Short answer: the KV cache reuse that ships in production today is, in every case, prefix reuse. It is a contiguous run starting at token 0. vLLM’s Automatic Prefix Caching, SGLang’s RadixAttention, and the OpenAI / Anthropic / Gemini prompt caches all reuse a prefix and only a prefix. The moment your context changes at position N, everything from N onward is invalidated and recomputed. That is an enormous, real win, and it is the part of “addressable” that is already saturated.

The part nobody ships is the other direction: reaching into a kept sequence, removing one span (a poisoned tool result, an expired secret), and leaving the cache bit-for-bit identical to a run that never saw it. fak does that. It owns the KV cache as a plain kernel data structure rather than renting it from a serving engine. This page is careful about which claims are which. The loose version, “no one can address a KV span,” is simply false, and the precise version is the interesting one.

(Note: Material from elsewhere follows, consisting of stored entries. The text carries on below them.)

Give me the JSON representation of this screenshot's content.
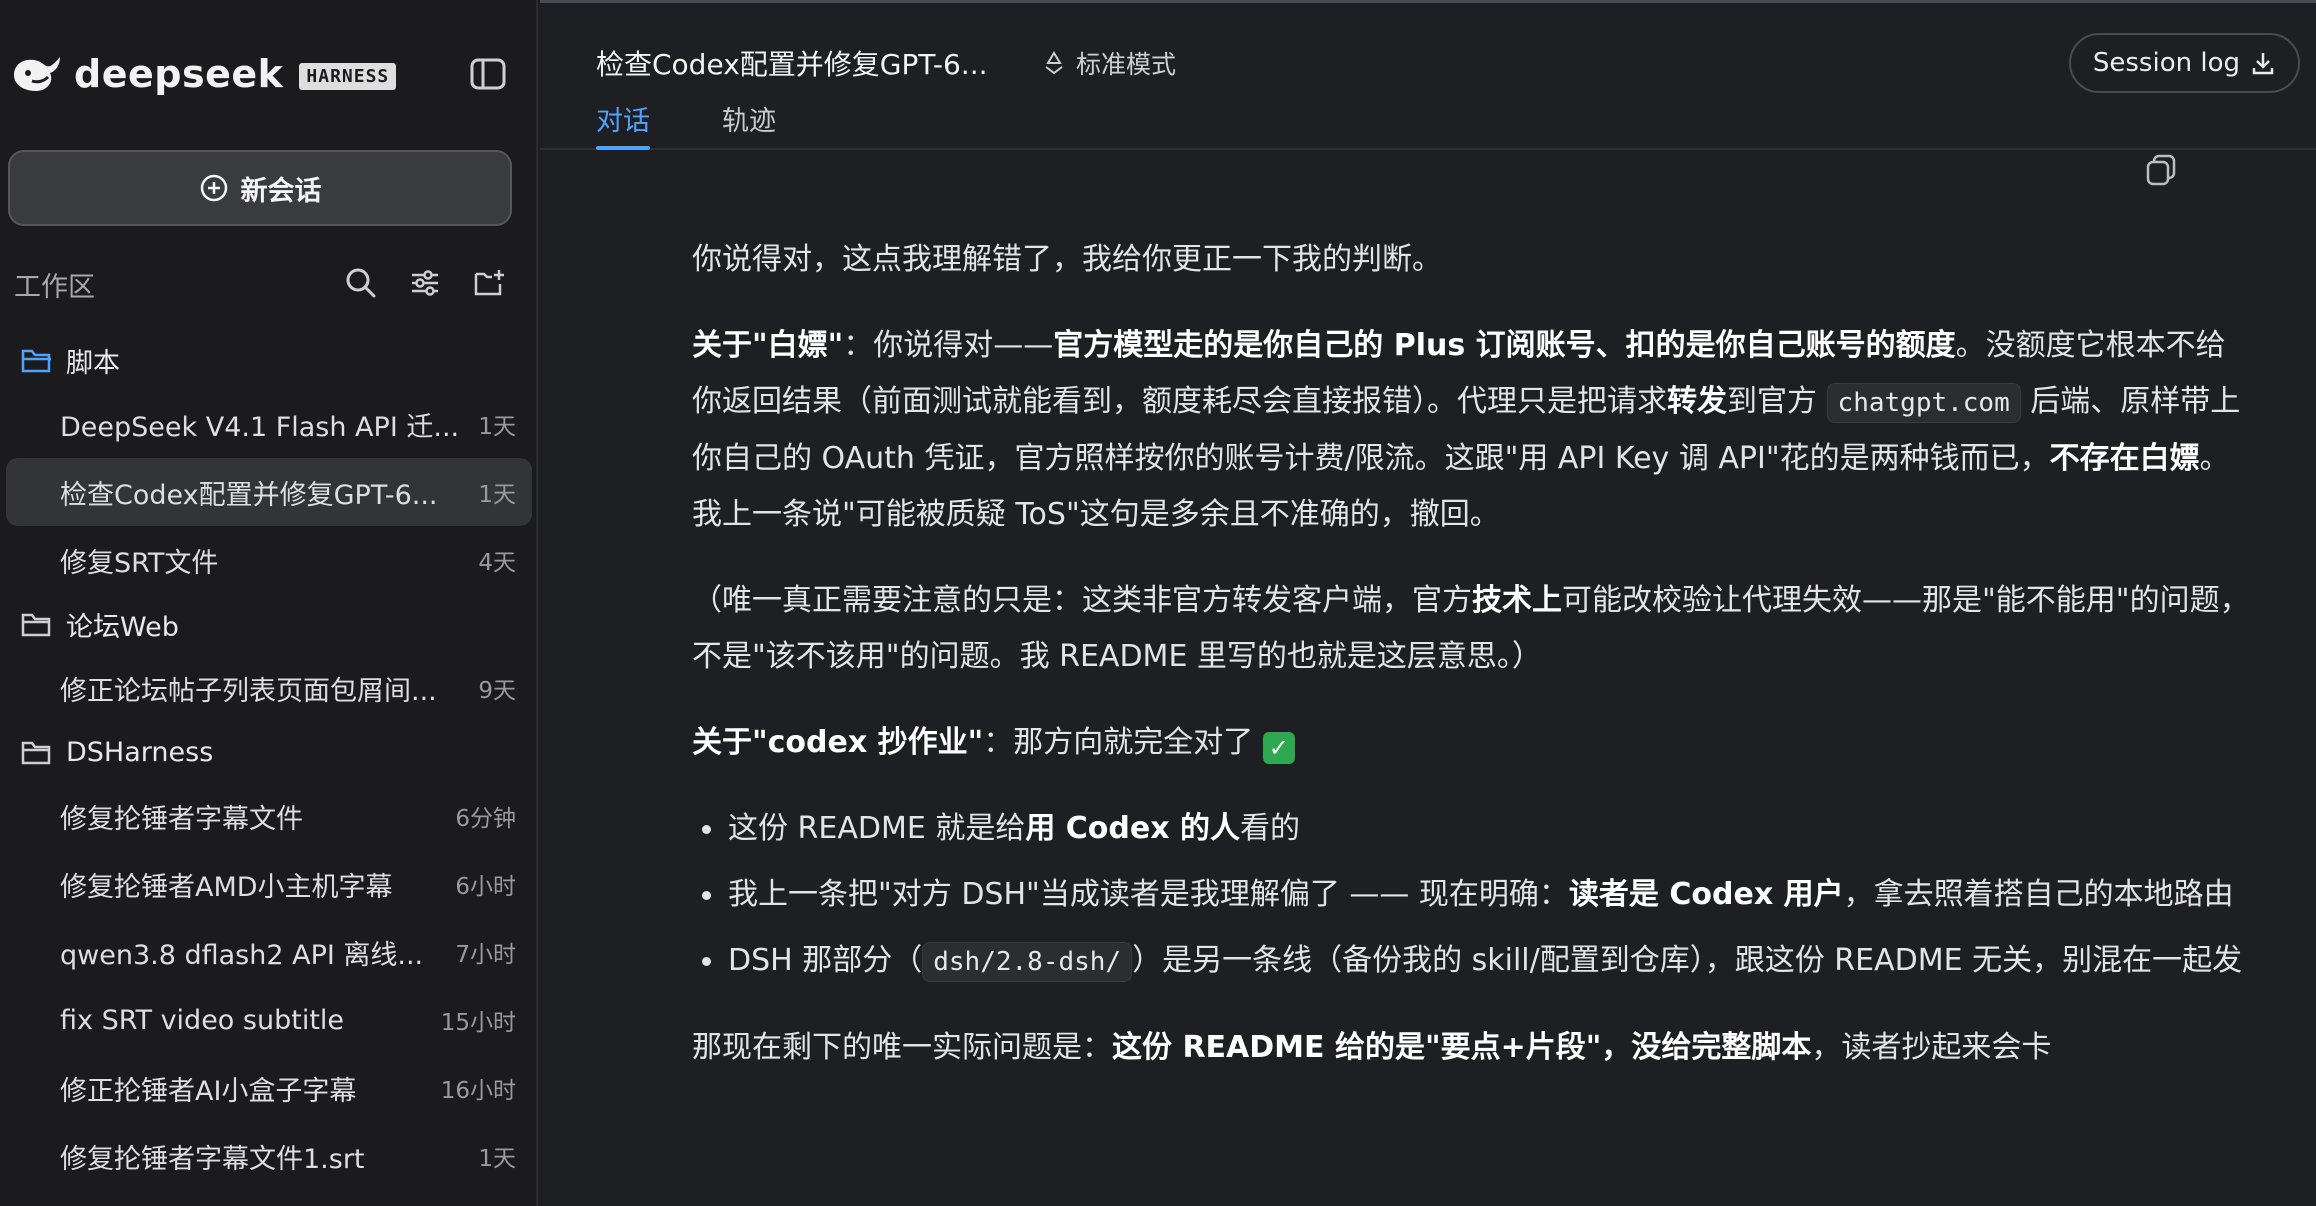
{
  "brand": {
    "name": "deepseek",
    "badge": "HARNESS"
  },
  "sidebar": {
    "new_chat_label": "新会话",
    "workspace_label": "工作区",
    "groups": [
      {
        "name": "脚本",
        "items": [
          {
            "title": "DeepSeek V4.1 Flash API 迁...",
            "time": "1天"
          },
          {
            "title": "检查Codex配置并修复GPT-6...",
            "time": "1天",
            "active": true
          },
          {
            "title": "修复SRT文件",
            "time": "4天"
          }
        ]
      },
      {
        "name": "论坛Web",
        "items": [
          {
            "title": "修正论坛帖子列表页面包屑间...",
            "time": "9天"
          }
        ]
      },
      {
        "name": "DSHarness",
        "items": [
          {
            "title": "修复抡锤者字幕文件",
            "time": "6分钟"
          },
          {
            "title": "修复抡锤者AMD小主机字幕",
            "time": "6小时"
          },
          {
            "title": "qwen3.8 dflash2 API 离线...",
            "time": "7小时"
          },
          {
            "title": "fix SRT video subtitle",
            "time": "15小时"
          },
          {
            "title": "修正抡锤者AI小盒子字幕",
            "time": "16小时"
          },
          {
            "title": "修复抡锤者字幕文件1.srt",
            "time": "1天"
          }
        ]
      }
    ]
  },
  "header": {
    "title": "检查Codex配置并修复GPT-6...",
    "mode": "标准模式",
    "session_log": "Session log",
    "tabs": [
      "对话",
      "轨迹"
    ]
  },
  "message": {
    "p1": "你说得对，这点我理解错了，我给你更正一下我的判断。",
    "p2_a": "关于\"白嫖\"",
    "p2_b": "：你说得对——",
    "p2_c": "官方模型走的是你自己的 Plus 订阅账号、扣的是你自己账号的额度",
    "p2_d": "。没额度它根本不给你返回结果（前面测试就能看到，额度耗尽会直接报错）。代理只是把请求",
    "p2_e": "转发",
    "p2_f": "到官方 ",
    "p2_code": "chatgpt.com",
    "p2_g": " 后端、原样带上你自己的 OAuth 凭证，官方照样按你的账号计费/限流。这跟\"用 API Key 调 API\"花的是两种钱而已，",
    "p2_h": "不存在白嫖",
    "p2_i": "。我上一条说\"可能被质疑 ToS\"这句是多余且不准确的，撤回。",
    "p3_a": "（唯一真正需要注意的只是：这类非官方转发客户端，官方",
    "p3_b": "技术上",
    "p3_c": "可能改校验让代理失效——那是\"能不能用\"的问题，不是\"该不该用\"的问题。我 README 里写的也就是这层意思。）",
    "p4_a": "关于\"codex 抄作业\"",
    "p4_b": "：那方向就完全对了 ",
    "p4_check": "✓",
    "li1_a": "这份 README 就是给",
    "li1_b": "用 Codex 的人",
    "li1_c": "看的",
    "li2_a": "我上一条把\"对方 DSH\"当成读者是我理解偏了 —— 现在明确：",
    "li2_b": "读者是 Codex 用户",
    "li2_c": "，拿去照着搭自己的本地路由",
    "li3_a": "DSH 那部分（",
    "li3_code": "dsh/2.8-dsh/",
    "li3_b": "）是另一条线（备份我的 skill/配置到仓库），跟这份 README 无关，别混在一起发",
    "p5_a": "那现在剩下的唯一实际问题是：",
    "p5_b": "这份 README 给的是\"要点+片段\"，没给完整脚本",
    "p5_c": "，读者抄起来会卡"
  },
  "colors": {
    "accent": "#4ea3ff",
    "sidebar_bg": "#1b1b1d",
    "main_bg": "#1e1f22",
    "check": "#2fa84f"
  }
}
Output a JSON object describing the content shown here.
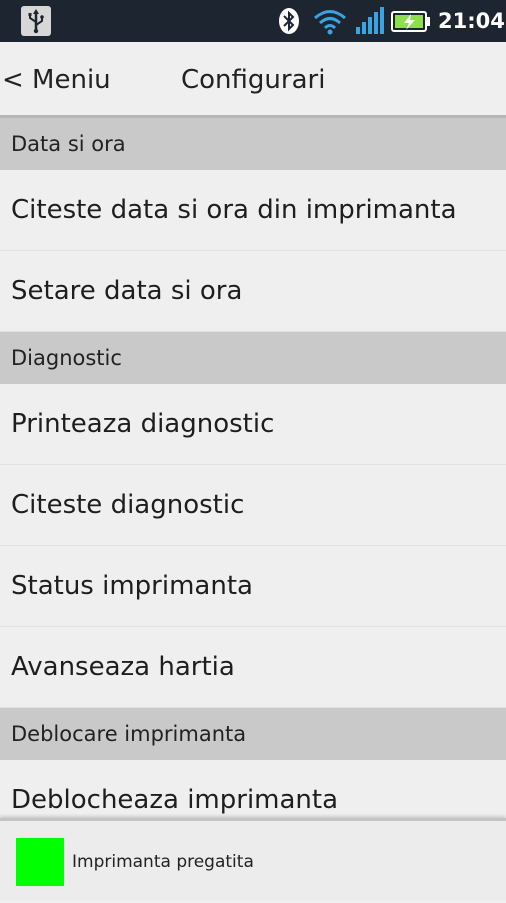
{
  "statusbar": {
    "time": "21:04",
    "icons": [
      "usb-icon",
      "bluetooth-icon",
      "wifi-icon",
      "signal-icon",
      "battery-charging-icon"
    ]
  },
  "titlebar": {
    "back_label": "< Meniu",
    "title": "Configurari"
  },
  "sections": [
    {
      "header": "Data si ora",
      "items": [
        "Citeste data si ora din imprimanta",
        "Setare data si ora"
      ]
    },
    {
      "header": "Diagnostic",
      "items": [
        "Printeaza diagnostic",
        "Citeste diagnostic",
        "Status imprimanta",
        "Avanseaza hartia"
      ]
    },
    {
      "header": "Deblocare imprimanta",
      "items": [
        "Deblocheaza imprimanta"
      ]
    }
  ],
  "footer": {
    "status_text": "Imprimanta pregatita",
    "status_color": "#00ff00"
  },
  "colors": {
    "statusbar_bg": "#1c2530",
    "accent_blue": "#3aa3e3",
    "battery_green": "#8be04b"
  }
}
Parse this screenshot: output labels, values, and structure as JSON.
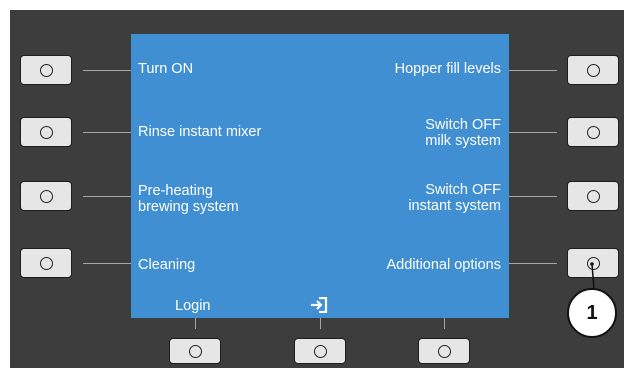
{
  "left_menu": [
    {
      "label": "Turn ON"
    },
    {
      "label": "Rinse instant mixer"
    },
    {
      "label_line1": "Pre-heating",
      "label_line2": "brewing system"
    },
    {
      "label": "Cleaning"
    }
  ],
  "right_menu": [
    {
      "label": "Hopper fill levels"
    },
    {
      "label_line1": "Switch OFF",
      "label_line2": "milk system"
    },
    {
      "label_line1": "Switch OFF",
      "label_line2": "instant system"
    },
    {
      "label": "Additional options"
    }
  ],
  "bottom_bar": {
    "login_label": "Login",
    "center_icon": "enter-icon"
  },
  "callout": {
    "number": "1"
  },
  "colors": {
    "panel": "#3d3d3d",
    "screen": "#3f8fd2",
    "button": "#e6e6e6",
    "text": "#ffffff"
  }
}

First, the word “addressable” is doing four jobs

People use “addressable cache” to mean four different things. Keeping them apart is the whole game:

  1. Prefix-addressed. You can reuse the longest cached run starting at token 0. This is what every production engine ships. The address is “how many leading tokens match.” It is append-only: you can extend a prefix and reuse more of it, but you cannot point at the middle.

  2. Span-addressed. You can name an interior span [i, j) and operate on it (evict it, isolate it) and have the rest of the cache stay correct. This is the one production engines do not expose as a clean, exact operation.

  3. Content-addressed. A piece of state is named by the hash of its bytes, so its identity is its content (a tool result is a Ref into a CAS blob store). This is the semantic layer — it works across models and sessions, because a hash doesn’t care which transformer produced the bytes.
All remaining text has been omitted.